1920 год стал для Матиссов концом целой эпохи. Родительский дом был продан, вещи вывезены, магазином никто больше не занимался. Огюст Матисс в торговле не преуспел и удалился от дел, а что касается его старшего брата, то тот больше не приезжал ни в Боэн, ни в родной Ле-Като. Анри Матисс строил новую жизнь на Юге. Нельзя сказать, что в тот момент у него имелись какие-то четкие планы на будущее. Вернувшись в феврале в «Медитерране», он предполагал задержаться в Ницце только для того, чтобы закончить начатые работы. «Ницца мне все больше надоедает.

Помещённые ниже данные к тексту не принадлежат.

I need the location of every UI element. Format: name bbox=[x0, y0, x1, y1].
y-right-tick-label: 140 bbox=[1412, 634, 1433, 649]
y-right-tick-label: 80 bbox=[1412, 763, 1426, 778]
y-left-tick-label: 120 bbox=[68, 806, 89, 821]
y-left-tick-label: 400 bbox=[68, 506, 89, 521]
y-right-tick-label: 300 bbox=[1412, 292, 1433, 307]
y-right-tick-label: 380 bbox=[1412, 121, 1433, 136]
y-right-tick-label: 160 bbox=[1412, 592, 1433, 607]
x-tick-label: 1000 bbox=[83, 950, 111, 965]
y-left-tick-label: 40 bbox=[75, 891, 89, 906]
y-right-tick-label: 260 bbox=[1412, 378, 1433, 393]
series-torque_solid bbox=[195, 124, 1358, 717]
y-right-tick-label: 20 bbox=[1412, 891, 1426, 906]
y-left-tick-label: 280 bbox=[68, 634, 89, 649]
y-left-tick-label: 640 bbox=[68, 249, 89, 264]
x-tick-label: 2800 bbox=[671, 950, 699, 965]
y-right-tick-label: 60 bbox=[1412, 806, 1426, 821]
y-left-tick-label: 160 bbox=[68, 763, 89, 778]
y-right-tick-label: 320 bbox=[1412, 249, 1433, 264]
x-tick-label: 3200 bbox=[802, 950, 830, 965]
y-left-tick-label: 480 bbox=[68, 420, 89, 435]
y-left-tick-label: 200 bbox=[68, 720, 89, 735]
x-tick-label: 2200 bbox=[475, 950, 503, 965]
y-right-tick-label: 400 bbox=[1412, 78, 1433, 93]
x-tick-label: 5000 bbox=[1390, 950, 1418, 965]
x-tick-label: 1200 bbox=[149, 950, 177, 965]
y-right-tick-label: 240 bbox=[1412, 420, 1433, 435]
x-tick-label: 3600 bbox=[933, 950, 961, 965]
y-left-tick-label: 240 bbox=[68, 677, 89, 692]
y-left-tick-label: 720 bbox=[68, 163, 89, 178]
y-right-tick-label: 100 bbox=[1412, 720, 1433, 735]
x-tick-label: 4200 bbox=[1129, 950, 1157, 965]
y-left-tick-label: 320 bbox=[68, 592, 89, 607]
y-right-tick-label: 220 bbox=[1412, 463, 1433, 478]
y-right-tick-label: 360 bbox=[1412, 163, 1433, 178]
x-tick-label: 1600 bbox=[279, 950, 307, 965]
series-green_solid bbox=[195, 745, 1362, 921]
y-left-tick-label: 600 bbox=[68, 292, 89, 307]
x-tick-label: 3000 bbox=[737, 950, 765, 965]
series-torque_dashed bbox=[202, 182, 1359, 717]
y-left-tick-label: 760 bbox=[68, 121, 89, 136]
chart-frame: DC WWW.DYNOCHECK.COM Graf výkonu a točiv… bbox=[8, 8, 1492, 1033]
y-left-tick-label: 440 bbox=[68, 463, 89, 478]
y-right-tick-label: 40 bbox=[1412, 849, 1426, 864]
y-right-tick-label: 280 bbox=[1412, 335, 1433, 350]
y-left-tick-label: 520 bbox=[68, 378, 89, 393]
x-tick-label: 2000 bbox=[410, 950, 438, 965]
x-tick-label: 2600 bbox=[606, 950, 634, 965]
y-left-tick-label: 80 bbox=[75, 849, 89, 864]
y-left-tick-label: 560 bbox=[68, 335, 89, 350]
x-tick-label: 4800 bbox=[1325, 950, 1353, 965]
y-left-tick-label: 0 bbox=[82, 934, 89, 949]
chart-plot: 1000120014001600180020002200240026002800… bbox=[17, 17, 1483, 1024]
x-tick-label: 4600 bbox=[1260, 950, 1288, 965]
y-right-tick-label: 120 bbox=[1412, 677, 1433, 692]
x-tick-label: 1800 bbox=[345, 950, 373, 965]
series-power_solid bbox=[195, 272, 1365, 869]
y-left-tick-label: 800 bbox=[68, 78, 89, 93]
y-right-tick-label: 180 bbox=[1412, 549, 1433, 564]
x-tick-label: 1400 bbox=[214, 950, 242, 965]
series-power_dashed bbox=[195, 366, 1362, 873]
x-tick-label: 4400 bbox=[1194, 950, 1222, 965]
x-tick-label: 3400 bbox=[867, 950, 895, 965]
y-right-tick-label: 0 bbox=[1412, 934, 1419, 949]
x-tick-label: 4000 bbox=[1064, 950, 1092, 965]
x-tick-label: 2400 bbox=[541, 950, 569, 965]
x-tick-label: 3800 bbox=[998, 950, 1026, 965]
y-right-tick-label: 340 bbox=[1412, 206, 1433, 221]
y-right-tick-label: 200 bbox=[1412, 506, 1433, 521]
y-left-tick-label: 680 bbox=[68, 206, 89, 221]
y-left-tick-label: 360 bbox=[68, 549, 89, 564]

Я чувствую себя здесь совсем одиноким, — жаловался он в марте. — Я постоянно напоминаю себе, как мало сделал в Париже, и уговариваю себя остаться здесь». Матисс «изнурял себя трудом», но у него ничего не получалось — даже несмотря на то, что Арну снова позировала ему. Он был недоволен собой и пока не понимал, сумел ли найти новую манеру. До тех пор, пока это не произойдет, вернуться домой он не мог.

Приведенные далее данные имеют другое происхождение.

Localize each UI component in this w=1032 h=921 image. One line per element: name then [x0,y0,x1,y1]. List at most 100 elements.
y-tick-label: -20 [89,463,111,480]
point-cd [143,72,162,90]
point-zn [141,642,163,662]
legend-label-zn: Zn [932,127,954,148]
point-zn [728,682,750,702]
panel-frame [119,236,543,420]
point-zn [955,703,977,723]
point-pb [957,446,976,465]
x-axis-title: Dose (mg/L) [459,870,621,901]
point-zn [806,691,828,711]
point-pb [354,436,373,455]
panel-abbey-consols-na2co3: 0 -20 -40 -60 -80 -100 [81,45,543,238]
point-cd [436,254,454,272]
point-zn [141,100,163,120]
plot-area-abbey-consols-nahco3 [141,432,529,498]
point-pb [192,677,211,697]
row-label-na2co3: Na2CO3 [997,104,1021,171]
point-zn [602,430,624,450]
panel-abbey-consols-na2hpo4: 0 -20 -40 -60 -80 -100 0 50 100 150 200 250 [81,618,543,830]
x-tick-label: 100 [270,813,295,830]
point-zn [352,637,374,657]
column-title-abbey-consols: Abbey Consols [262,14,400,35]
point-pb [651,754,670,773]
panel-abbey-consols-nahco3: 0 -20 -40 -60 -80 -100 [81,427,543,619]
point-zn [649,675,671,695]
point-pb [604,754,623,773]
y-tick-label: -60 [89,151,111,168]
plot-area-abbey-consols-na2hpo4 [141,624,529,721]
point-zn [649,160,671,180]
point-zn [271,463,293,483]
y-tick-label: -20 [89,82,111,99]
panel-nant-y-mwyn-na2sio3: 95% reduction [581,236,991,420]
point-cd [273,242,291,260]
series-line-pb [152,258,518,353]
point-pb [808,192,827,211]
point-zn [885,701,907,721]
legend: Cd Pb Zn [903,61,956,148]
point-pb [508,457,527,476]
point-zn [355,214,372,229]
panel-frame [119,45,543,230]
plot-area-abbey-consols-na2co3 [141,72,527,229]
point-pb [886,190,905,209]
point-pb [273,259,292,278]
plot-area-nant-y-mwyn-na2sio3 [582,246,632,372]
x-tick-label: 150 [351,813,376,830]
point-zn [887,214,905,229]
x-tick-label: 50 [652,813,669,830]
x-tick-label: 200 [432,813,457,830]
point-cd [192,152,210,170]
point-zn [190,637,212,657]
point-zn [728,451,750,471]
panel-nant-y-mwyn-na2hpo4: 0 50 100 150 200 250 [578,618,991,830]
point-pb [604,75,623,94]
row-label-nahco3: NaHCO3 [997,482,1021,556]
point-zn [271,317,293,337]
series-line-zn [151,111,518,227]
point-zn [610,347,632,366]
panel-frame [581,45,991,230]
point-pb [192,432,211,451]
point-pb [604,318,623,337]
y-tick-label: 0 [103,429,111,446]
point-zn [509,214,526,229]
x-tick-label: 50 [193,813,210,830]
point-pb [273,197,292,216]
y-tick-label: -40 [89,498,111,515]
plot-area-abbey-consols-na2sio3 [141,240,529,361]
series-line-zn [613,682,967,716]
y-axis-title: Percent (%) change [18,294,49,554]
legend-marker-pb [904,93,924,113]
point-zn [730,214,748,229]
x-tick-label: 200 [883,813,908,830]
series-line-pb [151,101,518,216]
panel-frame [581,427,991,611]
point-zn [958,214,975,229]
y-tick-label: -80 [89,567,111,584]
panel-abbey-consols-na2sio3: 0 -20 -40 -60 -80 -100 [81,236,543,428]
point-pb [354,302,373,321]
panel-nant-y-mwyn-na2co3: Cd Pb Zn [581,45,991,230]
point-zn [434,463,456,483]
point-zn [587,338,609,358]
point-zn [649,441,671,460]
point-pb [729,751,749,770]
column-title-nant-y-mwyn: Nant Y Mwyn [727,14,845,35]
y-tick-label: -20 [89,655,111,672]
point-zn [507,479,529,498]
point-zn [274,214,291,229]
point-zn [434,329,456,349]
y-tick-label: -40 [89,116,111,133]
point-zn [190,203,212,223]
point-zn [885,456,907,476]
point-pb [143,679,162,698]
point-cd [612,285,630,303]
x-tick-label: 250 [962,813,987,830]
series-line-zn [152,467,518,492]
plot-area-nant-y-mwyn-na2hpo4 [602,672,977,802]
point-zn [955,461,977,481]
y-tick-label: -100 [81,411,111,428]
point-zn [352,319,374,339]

В конце апреля он послал в Исси семь картин. Жена и дети не очень понимали, как следует реагировать на очаровательных девушек в красочных интерьерах с занавесками в оборках. По правде говоря, Матисс и сам не очень-то понимал, что за всем этим стоит. Только в мае, когда он вернулся домой, ему открылась их суть (для многих так и оставшаяся загадкой). Среди кучи вещей, которые Амели привезла из родительского дома в Боэне, обнаружились две его самые первые картины — натюрморты с книгами и свечами, выдержанные в мрачных землистых тонах. Весной 1920 года Матисс еще до конца не осознал, что взятый им «курс на Юг» означает полный разрыв с прошлым. Холсты, о которых он забыл и думать, поразили его: он открыл для себя, что по прошествии двух десятилетий упорных, мучительных поисков в нем как в художнике по сути мало что изменилось.

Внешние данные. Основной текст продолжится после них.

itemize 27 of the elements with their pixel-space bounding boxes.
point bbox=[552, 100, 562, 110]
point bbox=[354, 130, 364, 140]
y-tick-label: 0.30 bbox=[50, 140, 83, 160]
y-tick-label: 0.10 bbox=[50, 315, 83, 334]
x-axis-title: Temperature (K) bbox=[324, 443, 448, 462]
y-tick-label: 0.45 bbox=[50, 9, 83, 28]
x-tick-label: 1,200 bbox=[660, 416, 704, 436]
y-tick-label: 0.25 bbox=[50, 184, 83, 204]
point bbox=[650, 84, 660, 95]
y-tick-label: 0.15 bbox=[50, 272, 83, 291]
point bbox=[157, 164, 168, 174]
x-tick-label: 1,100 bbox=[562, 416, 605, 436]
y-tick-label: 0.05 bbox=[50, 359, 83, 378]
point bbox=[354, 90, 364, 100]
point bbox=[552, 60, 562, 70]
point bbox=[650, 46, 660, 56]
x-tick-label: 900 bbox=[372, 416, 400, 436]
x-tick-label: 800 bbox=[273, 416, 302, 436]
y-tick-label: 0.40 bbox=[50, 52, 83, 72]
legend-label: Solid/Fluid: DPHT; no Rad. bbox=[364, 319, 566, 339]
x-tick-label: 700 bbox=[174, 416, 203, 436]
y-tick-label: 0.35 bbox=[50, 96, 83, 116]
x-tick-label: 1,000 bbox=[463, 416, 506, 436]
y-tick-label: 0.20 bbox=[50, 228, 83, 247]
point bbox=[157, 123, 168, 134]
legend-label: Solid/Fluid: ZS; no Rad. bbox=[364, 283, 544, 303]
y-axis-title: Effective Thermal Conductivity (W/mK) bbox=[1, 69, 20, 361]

Впрочем, тем летом художнику было не до самоанализа: его занимало только здоровье Маргерит. Матисс был необычайно заботлив и повез жену и дочь в Нормандию, где они прожили целый месяц на побережье Ла-Манша. Там, в Этрета, он написал несколько эскизов: рыбы, лодки, залив и необычные скалы, прежде так вдохновлявшие импрессионистов. Но наиболее точно передавал его тогдашние чувства небольшой портрет Марго. Он впервые написал дочь без черной ленты, которую она носила с детства. Похудевшая, расслабленная, она дремлет, словно принцесса из детской сказки, — лебединая шея, длинные ресницы, бледные щеки, разбросанные по подушке черные волосы. Если бы не беспокойная розовато-лиловая бледность и темные пятна вокруг глаз, портрет можно было бы даже назвать слащавым. «Портрет спящей Маргерит» прост и безыскусен, но за этим кроется то же душевное волнение, что и в самом первом портрете дочери — печальной девочки с широко раскрытыми черными глазами на белом, как мел, лице, написанном ее отцом двадцать лет назад. Вернувшись в Париж в августе, Анри и Амели повесили «Портрет спящей Маргерит» у себя над кроватью.

После отдыха в Нормандии Матисс отвез жену с дочкой на альпийский курорт Экс-ле-Бен, а в конце сентября 1920 года вернулся вместе с Амели в Ниццу. Супруги поселились в комнате с террасой на втором этаже отеля «Медитерране», откуда открывался вид на весь залив. Амели находилась не в лучшей своей форме: два года, прожитых вдвоем с Маргерит в постоянном напряжении и страхе за жизнь дочери («Мы не могли признаться даже друг другу, чего нам это стоило»), довели ее до нервного истощения. Довольно легко справившаяся с потрясениями военного времени и «очисткой» родительского дома в Боэне, целиком легшей на ее плечи, не говоря уже о заботах о Марго, Амели вновь почувствовала себя ненужной. Тем временем как приемная мать медленно погружалась в депрессию, приемная дочь, которой было отдано столько сил и здоровья, медленно, но выздоравливала. Первая мировая война спасла мне жизнь, скажет потом Маргерит своему сыну. И она была права: хирургия в годы войны достигла фантастического прогресса. Пациенты с повреждениями дыхательных путей, как у Маргерит Матисс, прежде редко возвращались к нормальной жизни. Неудивительно, что оперировавший Марго доктор Отан трясся над ней, как над хрупким сосудом, называл дорогое дитя (l'enfant chéri), справедливо считая выздоровление дочери Матисса своим врачебным триумфом.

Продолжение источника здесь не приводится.